ただ、何度かパラパラと読み返しているうちに、この本に似合うのは「おもしろい」というより「ものすごくうまい」という言葉なのではないかと思い至るようになった。特に物語の対象に対する距離感が、付かず離れずというか、自分のことであるように見えてそうでなく、他人行儀に見えてそうでないという、読者から見て微妙なバランスを持ったものになっている点が挙げられる。そして、それは私としても共感のできる距離感でもある。
ただ、この距離感覚は一方では――物語の自分への置き換え、対象への冷めた視線、特徴的な終わりの受け入れ――といったものに対するもどかしさとしても現れることになる。それゆえ、結局のところ、本書がおもしろいかどうかはそれらを含めて受け入れることができるかどうかという点に集約されていくように思うが、本書の作品群が 80 年代初頭に書かれたことを考えれば、熱のないことがひとつの主張となりえた部分である種の必然性を感じるのも事実ではある。
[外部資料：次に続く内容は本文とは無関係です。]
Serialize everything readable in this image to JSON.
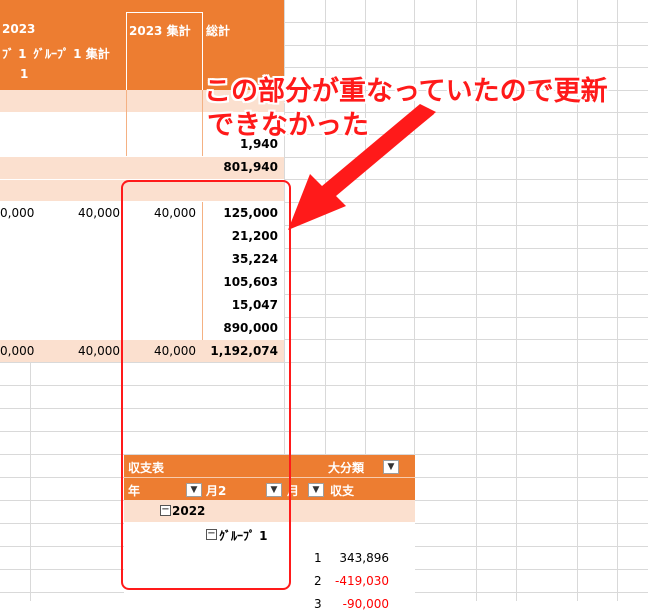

いい方を変えると、これらは計算され尽くした短篇の持つ魅力としても映るように思う。しかし、私としては、素直にそういうもどかしさの含めたものをおもしろさにつなげられるという意味で、やはり「うまい」という言葉が最も近いと思う。
# ほかに『棒がいっぽん』という本を読みましたが、
# こちらはコロボックルの話がおもしろかったです。